01.07.2008 02:04

suedkurier.de
  Nazi-Fahnder erheben schwere Vorwürfe  
 

Das Landgericht Baden-Baden hat die Kritik des Simon-Wiesenthal-Zentrums an der Fahndung nach dem mutmaßlichen österreichischen NS-Kriegsverbrecher Aribert Heim als "verleumderisch" zurückgewiesen. Die Vorwürfe seien "aus dem Zusammenhang gerissen und völlig falsch dargestellt", sagte Sprecher Heinz Heister.

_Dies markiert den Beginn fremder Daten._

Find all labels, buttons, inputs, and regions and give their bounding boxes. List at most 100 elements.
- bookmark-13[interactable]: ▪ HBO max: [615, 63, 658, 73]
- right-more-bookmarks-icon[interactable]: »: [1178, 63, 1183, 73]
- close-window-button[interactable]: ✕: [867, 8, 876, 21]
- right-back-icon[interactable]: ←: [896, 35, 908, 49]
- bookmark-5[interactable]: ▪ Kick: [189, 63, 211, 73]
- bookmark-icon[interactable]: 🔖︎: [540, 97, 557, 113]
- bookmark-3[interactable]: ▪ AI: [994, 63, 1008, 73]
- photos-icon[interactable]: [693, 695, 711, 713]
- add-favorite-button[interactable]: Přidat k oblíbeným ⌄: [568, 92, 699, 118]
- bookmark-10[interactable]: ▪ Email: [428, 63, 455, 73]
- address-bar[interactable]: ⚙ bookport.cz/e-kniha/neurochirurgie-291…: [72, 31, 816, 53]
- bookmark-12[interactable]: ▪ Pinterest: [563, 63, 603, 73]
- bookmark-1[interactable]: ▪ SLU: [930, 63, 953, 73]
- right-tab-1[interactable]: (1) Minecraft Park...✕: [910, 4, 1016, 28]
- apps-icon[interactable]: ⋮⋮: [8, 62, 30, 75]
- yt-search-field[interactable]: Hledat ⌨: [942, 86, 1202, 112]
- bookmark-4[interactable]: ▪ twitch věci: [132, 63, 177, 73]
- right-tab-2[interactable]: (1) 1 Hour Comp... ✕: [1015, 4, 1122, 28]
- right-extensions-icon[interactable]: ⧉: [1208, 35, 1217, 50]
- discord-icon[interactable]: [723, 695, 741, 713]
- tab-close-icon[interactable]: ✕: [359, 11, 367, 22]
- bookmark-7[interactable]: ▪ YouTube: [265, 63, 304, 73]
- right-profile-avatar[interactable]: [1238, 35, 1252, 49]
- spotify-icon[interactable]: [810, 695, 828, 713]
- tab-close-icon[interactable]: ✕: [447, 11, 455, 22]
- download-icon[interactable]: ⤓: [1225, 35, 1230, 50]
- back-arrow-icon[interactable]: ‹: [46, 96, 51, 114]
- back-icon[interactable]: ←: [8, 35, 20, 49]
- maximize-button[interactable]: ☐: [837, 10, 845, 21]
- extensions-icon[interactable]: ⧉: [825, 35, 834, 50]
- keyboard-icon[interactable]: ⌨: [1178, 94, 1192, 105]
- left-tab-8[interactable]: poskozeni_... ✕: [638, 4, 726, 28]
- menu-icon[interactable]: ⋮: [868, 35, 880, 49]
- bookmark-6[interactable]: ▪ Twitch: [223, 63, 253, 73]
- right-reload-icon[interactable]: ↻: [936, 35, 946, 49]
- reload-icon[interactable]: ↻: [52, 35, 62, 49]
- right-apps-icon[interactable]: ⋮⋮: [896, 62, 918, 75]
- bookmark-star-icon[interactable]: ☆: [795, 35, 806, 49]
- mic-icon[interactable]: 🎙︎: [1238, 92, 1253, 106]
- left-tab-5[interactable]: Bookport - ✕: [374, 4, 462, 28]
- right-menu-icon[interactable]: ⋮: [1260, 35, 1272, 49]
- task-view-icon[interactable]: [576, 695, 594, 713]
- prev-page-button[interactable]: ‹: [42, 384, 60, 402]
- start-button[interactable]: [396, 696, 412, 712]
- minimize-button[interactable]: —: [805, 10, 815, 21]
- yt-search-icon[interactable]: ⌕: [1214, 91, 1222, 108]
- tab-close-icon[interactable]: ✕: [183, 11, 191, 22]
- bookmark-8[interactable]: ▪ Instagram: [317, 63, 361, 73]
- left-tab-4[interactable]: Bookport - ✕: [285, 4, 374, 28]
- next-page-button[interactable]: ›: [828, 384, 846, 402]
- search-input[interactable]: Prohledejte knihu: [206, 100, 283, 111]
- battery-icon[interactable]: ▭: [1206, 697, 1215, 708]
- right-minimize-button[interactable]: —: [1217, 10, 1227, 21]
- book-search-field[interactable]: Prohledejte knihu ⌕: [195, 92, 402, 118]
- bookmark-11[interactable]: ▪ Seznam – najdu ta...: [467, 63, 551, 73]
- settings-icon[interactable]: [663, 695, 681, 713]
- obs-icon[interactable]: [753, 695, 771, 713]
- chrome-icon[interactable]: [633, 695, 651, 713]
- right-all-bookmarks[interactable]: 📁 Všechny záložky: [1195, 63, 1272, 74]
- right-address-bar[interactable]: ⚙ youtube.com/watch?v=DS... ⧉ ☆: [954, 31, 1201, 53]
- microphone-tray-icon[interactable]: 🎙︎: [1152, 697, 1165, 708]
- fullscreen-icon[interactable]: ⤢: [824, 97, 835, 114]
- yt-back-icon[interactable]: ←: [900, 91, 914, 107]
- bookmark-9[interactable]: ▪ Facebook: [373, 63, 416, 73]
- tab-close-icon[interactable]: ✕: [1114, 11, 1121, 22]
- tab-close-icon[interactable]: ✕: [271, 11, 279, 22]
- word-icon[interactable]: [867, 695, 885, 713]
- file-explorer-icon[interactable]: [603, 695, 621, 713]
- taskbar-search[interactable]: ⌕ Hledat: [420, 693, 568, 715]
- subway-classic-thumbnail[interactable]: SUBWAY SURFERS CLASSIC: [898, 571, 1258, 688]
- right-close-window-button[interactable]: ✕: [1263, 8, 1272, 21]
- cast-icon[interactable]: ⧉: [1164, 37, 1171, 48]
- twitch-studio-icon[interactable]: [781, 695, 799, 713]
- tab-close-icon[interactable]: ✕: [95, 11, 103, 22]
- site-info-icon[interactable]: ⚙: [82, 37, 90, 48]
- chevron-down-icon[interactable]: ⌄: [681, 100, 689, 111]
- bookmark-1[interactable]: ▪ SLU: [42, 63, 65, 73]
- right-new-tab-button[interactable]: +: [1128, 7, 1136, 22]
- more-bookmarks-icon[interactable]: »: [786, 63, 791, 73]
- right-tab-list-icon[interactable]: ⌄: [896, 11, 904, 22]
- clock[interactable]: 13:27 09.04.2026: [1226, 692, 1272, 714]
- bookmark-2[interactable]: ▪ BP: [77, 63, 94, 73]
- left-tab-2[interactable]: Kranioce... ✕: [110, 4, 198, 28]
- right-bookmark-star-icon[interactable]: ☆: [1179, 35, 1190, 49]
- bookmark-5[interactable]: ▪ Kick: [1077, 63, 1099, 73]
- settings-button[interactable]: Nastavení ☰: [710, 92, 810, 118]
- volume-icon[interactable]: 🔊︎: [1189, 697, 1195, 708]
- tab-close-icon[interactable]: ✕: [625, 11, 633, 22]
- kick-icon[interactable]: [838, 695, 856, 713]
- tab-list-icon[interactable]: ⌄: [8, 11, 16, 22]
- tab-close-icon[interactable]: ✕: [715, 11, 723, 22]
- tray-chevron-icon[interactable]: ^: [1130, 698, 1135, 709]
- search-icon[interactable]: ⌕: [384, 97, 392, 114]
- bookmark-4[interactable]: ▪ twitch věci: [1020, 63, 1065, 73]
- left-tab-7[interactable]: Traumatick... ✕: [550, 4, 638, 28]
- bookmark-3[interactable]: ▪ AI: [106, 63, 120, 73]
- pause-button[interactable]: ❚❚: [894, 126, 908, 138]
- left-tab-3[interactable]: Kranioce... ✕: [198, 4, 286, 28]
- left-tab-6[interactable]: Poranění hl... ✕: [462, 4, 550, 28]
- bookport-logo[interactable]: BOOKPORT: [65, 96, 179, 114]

Der Leiter des Wiesenthal-Büros in Jerusalem, Efraim Zuroff, hatte dem zuständigen Richter vorgeworfen, Fahndungsmaßnahmen wie Telefonüberwachung verhindert zu haben. "Dieses Verfahren liegt uns sehr am Herzen und wird sehr intensiv betrieben", entgegnete Heister. Heim soll während des Zweiten Weltkrieges im KZ Mauthausen hunderte Gefangene durch Spritzen direkt ins Herz getötet haben. Heister sagte, die Vorwürfe aus Jerusalem gegen das Gericht seien "inhaltlich nicht richtig" und "empörend". Das Gericht habe seit 2005 elf internationale Rechtshilfegesuche gestellt und zahlreiche Fahndungsmaßnahmen eingeleitet. Nur ein Antrag auf Telefonüberwachung habe die "strafprozessualen Kriterien" nicht erfüllt und sei deswegen abgelehnt worden. Das Oberlandesgericht Karlsruhe habe die Entscheidung bestätigt. Der auch als "Doktor Tod" bekanntgewordene Heim war 1962 vor der Vollstreckung eines Haftbefehls untergetaucht und wäre - so er noch lebt - inzwischen 94 Jahre alt. Baden-Baden war Heims letzter Wohnsitz in Deutschland. Er hatte dort nach dem Krieg als Frauenarzt praktiziert.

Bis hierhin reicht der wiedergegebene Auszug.